Oh look, it’s a post-apocalyptic future, Ma! This time around, possibly man-made natural disasters have turned the world into the playground of a system of heavy winds – or something – known as the Slipstream. There are apparently some more civilized city states still around, but those seem to exist upwind and leave the rest of the world alone to wear all kinds of post-apocalyptic fashion. But instead of dune buggies, everyone has small aircraft, clearly making for the superior post-apocalypse.

Bounty hunter/bum/charming rogue without the charm and about half a brain Matt Owens (Bill Paxton who manages to portray a guy who is by far not as charming as he or the script thinks he is in a very charming manner) drifts around the world in his rundown little plane. When he encounters two police people from one of the city states – the LAPD style psychopath Tasker (Mark Hamill) and the supposedly nicer Belitski (Kitty Aldridge) - who have just caught a murderer in a natty suit (Bob Peck) with a taste for poetry and a talent for healing, he does what every sane man would do, steals the guy he will dub Byron, and flies off trying to bring Byron to wherever it is people pay for Byrons. Obviously, on their way, the odd couple will encounter various groups of the kind populating all post-apocalyptic wastelands (even the picturesque ones), have sex (with women, not one another), and will learn valuable lessons, while avoiding the particularly angry Tasker and the not quite as angry Belitski. It will also turn out that Byron’s right out of a Philip K. Dick novel.

This pretty weird and woolly SF epic by Steven Lisberger, aka the guy who directed Tron, apparently bankrupted its producer on account of finding no audience in Europe and no distribution in the US. Not to kick a dead pig, but I suspect reading the script before putting down any money might have saved someone here.

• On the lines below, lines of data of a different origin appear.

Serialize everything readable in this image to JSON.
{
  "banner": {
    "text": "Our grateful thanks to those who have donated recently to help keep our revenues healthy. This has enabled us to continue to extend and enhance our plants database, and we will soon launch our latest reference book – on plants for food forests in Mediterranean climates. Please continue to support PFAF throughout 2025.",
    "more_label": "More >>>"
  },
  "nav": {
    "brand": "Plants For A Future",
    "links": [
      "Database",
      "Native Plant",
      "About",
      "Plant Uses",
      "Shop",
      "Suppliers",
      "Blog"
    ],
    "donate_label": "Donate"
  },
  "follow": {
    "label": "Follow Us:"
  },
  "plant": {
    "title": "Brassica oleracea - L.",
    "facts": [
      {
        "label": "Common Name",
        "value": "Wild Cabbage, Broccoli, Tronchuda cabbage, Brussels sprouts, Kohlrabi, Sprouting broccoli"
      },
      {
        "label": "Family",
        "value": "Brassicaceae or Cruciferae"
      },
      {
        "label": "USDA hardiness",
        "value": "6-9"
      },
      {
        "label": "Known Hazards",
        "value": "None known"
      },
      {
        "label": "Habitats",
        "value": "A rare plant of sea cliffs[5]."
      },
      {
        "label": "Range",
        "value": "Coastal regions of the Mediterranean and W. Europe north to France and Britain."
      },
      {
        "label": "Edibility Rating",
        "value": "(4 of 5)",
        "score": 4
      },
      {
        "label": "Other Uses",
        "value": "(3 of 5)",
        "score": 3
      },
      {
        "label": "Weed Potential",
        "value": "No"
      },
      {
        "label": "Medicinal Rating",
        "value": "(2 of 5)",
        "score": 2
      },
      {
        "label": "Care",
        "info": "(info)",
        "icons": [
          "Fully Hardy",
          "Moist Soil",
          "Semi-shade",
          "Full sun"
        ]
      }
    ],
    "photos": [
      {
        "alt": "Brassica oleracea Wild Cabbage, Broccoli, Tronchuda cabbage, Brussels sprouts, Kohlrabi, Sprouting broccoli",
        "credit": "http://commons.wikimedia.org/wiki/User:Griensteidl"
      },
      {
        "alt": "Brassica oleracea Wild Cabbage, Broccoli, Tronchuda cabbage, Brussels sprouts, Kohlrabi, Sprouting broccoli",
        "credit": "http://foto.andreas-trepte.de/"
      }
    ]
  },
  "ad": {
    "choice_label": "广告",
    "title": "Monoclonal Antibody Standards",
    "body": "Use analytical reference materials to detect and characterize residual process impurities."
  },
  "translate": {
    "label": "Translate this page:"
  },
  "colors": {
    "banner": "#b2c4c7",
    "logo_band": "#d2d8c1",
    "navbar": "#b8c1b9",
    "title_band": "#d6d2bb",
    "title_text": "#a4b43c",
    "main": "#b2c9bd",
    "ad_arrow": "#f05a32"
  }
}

That’s not to say I didn’t enjoy my time with Slipstream. It’s just that an off-beat mix of all kinds of SF and post-apocalyptic clichés presented in the form of a picaresque and with little special effects work beyond the flying sequences in my experience is not exactly the kind of movie that’ll draw in huge audiences, even if you have Mark Hamill doing a nice turn as Evil Future Dirty Harry for a bit.

Predominantly, Lisberger’s film is odd, seemingly going out of its way to turn even theoretically pulpy and exciting sequences weird, presenting what on paper should be its big action sequences with the visual equivalent of a confused shrug, because instead of really making us excited about Matt saving Byron from having been tied to a giant kite by a wind worshipping cult while having to fight off Tasker, it really rather wants to get back to another one of its many pseudo-philosophical dialogue sequences. And boy, are there many of those in the film, all vaguely meandering around confused and confusing attempts to define what makes us human made by an idiot (that would be Matt) and the inevitable android (Byron, obviously, and that’s really not a spoiler here) and the various weirdo mini cultures they encounter (the lumpen proletariat! pirates! rich people! etc). From time to time, the film gets a real bee in its bonnet and does things like Byron doing a Fred Astaire imitation while Matt does some slow-dancing with a pretty Rich Girl who is clearly fascinated enough by that perfectly dumb, most certainly stinky, and rather chauvinist stranger to bed him. Did I mention this thing gets admirably weird more often than not?


So yes, nobody not involved in the production of the movie should be terribly surprised this was not a hit at any box office. However, if you’re of the right age or have read the right books, Slipstream is a very fun time, the movie equivalent of one of those 60s or 70s science fiction novels that were interested in the same sort of things as your Dicks or your LeGuins but not terribly sure about what they actually wanted to say about these things and even less sure how to express it, and so just decided to send their vaguely drawn protagonists travelling through various goofy corners of the imaginary world. If that sounds like a direction you think more science fiction movies should go in, Slipstream’s going to be a great time. Plus, you’re probably me, so congratulations.